Background: Pharmacological ascorbate (intravenous delivery reaching plasma concentrations ≈ 20 mM; P-AscH) has emerged as a promising therapeutic strategy for glioblastoma. Recently, a single-arm phase 2 clinical trial demonstrated a significant increase in overall survival when P-AscH was combined with temozolomide and radiotherapy. As P-AscH relies on iron-dependent mechanisms, this study aimed to assess the predictive potential of both molecular and imaging-based iron-related markers to enhance the personalization of P-AscH therapy in glioblastoma participants.

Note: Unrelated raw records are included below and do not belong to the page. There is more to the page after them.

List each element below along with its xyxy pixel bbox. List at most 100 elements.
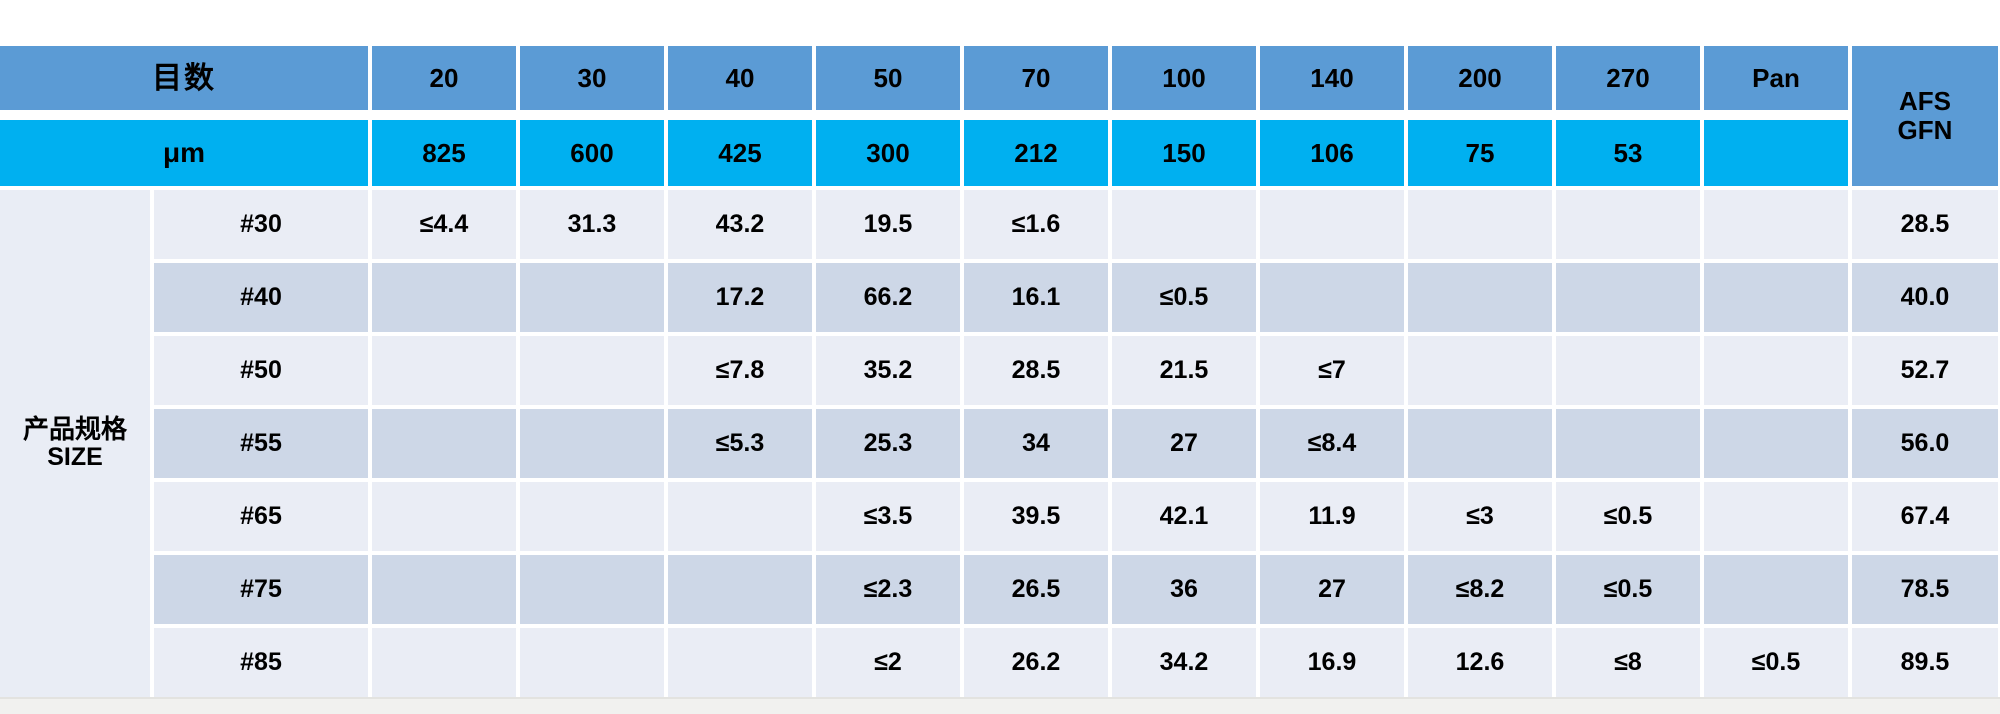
table-cell [520,482,664,551]
table-cell: 16.9 [1260,628,1404,697]
table-cell [668,555,812,624]
table-cell [372,409,516,478]
table-cell: ≤3 [1408,482,1552,551]
table-cell [520,409,664,478]
product-size-label-cn: 产品规格 [22,414,127,445]
table-cell [1704,190,1848,259]
mesh-col-header-pan: Pan [1704,46,1848,110]
table-cell [668,628,812,697]
afs-value-cell: 89.5 [1852,628,1998,697]
mesh-col-header-70: 70 [964,46,1108,110]
afs-header-line1: AFS [1899,86,1951,117]
table-cell: 35.2 [816,336,960,405]
row-size-label: #65 [154,482,368,551]
product-size-group-label: 产品规格 SIZE [0,190,150,697]
table-cell: 19.5 [816,190,960,259]
table-cell: 39.5 [964,482,1108,551]
table-cell: ≤7.8 [668,336,812,405]
table-cell: 34.2 [1112,628,1256,697]
table-cell [1704,409,1848,478]
table-cell [1556,263,1700,332]
mesh-col-header-50: 50 [816,46,960,110]
row-size-label: #40 [154,263,368,332]
table-cell: ≤8 [1556,628,1700,697]
table-cell: 27 [1260,555,1404,624]
table-cell: ≤7 [1260,336,1404,405]
table-cell: ≤1.6 [964,190,1108,259]
table-cell [520,628,664,697]
sieve-spec-table: 目数 20 30 40 50 70 100 140 200 270 Pan AF… [0,46,1998,697]
table-cell: 34 [964,409,1108,478]
product-size-label-en: SIZE [47,443,103,472]
table-cell: 16.1 [964,263,1108,332]
table-cell [1260,190,1404,259]
table-cell: ≤8.2 [1408,555,1552,624]
table-cell: 17.2 [668,263,812,332]
micron-value-106: 106 [1260,120,1404,186]
mesh-col-header-20: 20 [372,46,516,110]
table-cell [1704,555,1848,624]
bottom-next-row-strip [0,697,2000,714]
table-cell [372,263,516,332]
table-cell [1260,263,1404,332]
micron-value-150: 150 [1112,120,1256,186]
table-cell: 43.2 [668,190,812,259]
table-cell: 26.5 [964,555,1108,624]
table-cell: ≤0.5 [1556,482,1700,551]
afs-value-cell: 40.0 [1852,263,1998,332]
table-cell [1556,190,1700,259]
afs-value-cell: 78.5 [1852,555,1998,624]
table-cell [1408,409,1552,478]
table-cell: ≤2 [816,628,960,697]
table-cell: 42.1 [1112,482,1256,551]
afs-value-cell: 56.0 [1852,409,1998,478]
mesh-col-header-40: 40 [668,46,812,110]
table-cell [1704,263,1848,332]
micron-value-600: 600 [520,120,664,186]
table-cell: 11.9 [1260,482,1404,551]
table-cell [1408,336,1552,405]
table-cell: ≤0.5 [1556,555,1700,624]
table-cell [1408,263,1552,332]
table-cell: ≤4.4 [372,190,516,259]
table-cell: 66.2 [816,263,960,332]
table-cell [668,482,812,551]
micron-value-75: 75 [1408,120,1552,186]
micron-header-label: μm [0,120,368,186]
afs-gfn-header: AFS GFN [1852,46,1998,186]
afs-value-cell: 52.7 [1852,336,1998,405]
table-cell [372,482,516,551]
micron-value-53: 53 [1556,120,1700,186]
afs-header-line2: GFN [1897,115,1953,145]
micron-value-425: 425 [668,120,812,186]
afs-value-cell: 28.5 [1852,190,1998,259]
mesh-col-header-100: 100 [1112,46,1256,110]
table-cell: ≤2.3 [816,555,960,624]
mesh-header-label: 目数 [0,46,368,110]
table-cell: 12.6 [1408,628,1552,697]
table-cell: 26.2 [964,628,1108,697]
table-cell [372,336,516,405]
mesh-col-header-30: 30 [520,46,664,110]
row-size-label: #30 [154,190,368,259]
row-size-label: #55 [154,409,368,478]
table-cell: ≤3.5 [816,482,960,551]
micron-value-pan [1704,120,1848,186]
table-cell: ≤8.4 [1260,409,1404,478]
table-cell: ≤0.5 [1112,263,1256,332]
mesh-col-header-140: 140 [1260,46,1404,110]
micron-value-300: 300 [816,120,960,186]
row-size-label: #85 [154,628,368,697]
table-cell: 31.3 [520,190,664,259]
mesh-col-header-200: 200 [1408,46,1552,110]
table-cell [1408,190,1552,259]
table-cell: 27 [1112,409,1256,478]
table-cell: ≤5.3 [668,409,812,478]
row-size-label: #75 [154,555,368,624]
table-cell [520,336,664,405]
table-cell: 25.3 [816,409,960,478]
table-cell: 21.5 [1112,336,1256,405]
row-size-label: #50 [154,336,368,405]
table-cell [1556,336,1700,405]
table-cell [1112,190,1256,259]
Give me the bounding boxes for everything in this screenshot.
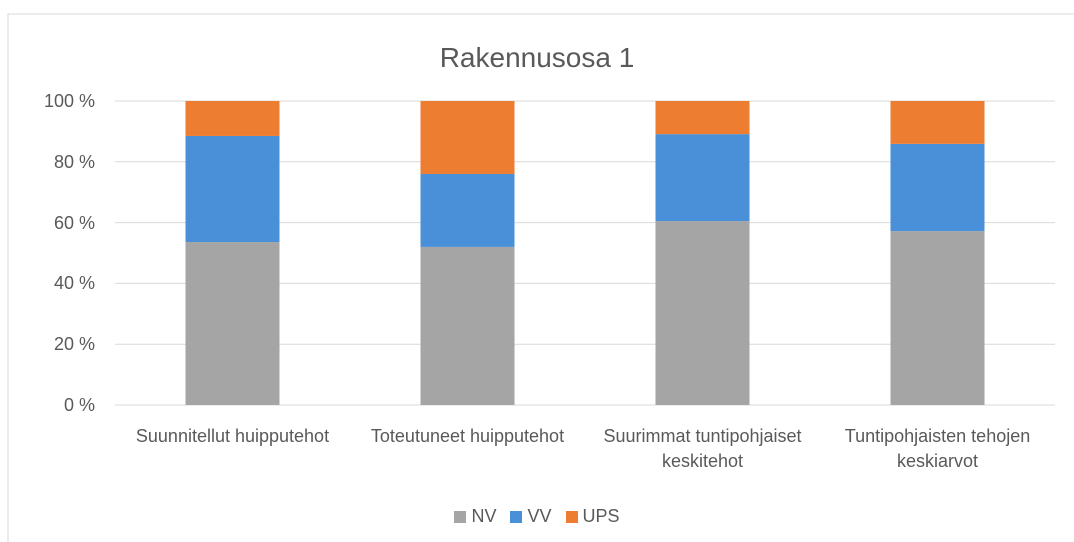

Methods: Participants (n = 55) with newly diagnosed glioblastoma were enrolled in a phase 2 clinical trial conducted at the University of Iowa (NCT02344355). Tumor samples obtained during surgical resection were processed and stained for transferrin receptor and ferritin heavy chain expression. A blinded pathologist performed pathological assessment. Quantitative susceptibility mapping (QSM) measures were obtained from pre-radiotherapy MRI scans following maximal safe surgical resection. Circulating blood iron panels were evaluated prior to therapy through the University of Iowa Diagnostic Laboratory.

Results: Through univariate analysis, a significant inverse association was observed between tumor transferrin receptor expression and overall and progression-free survival. QSM measures exhibited a significant, positive association with progression-free survival. Subjects were actively followed until disease progression and then were followed through chart review or clinical visits for overall survival.

Conclusions: This study analyzes iron-related biomarkers in the context of P-AscH therapy for glioblastoma. Integrating molecular, systemic, and imaging-based markers offers a multifaceted approach to tailoring treatment strategies, thereby contributing to improved patient outcomes and advancing the field of glioblastoma therapy.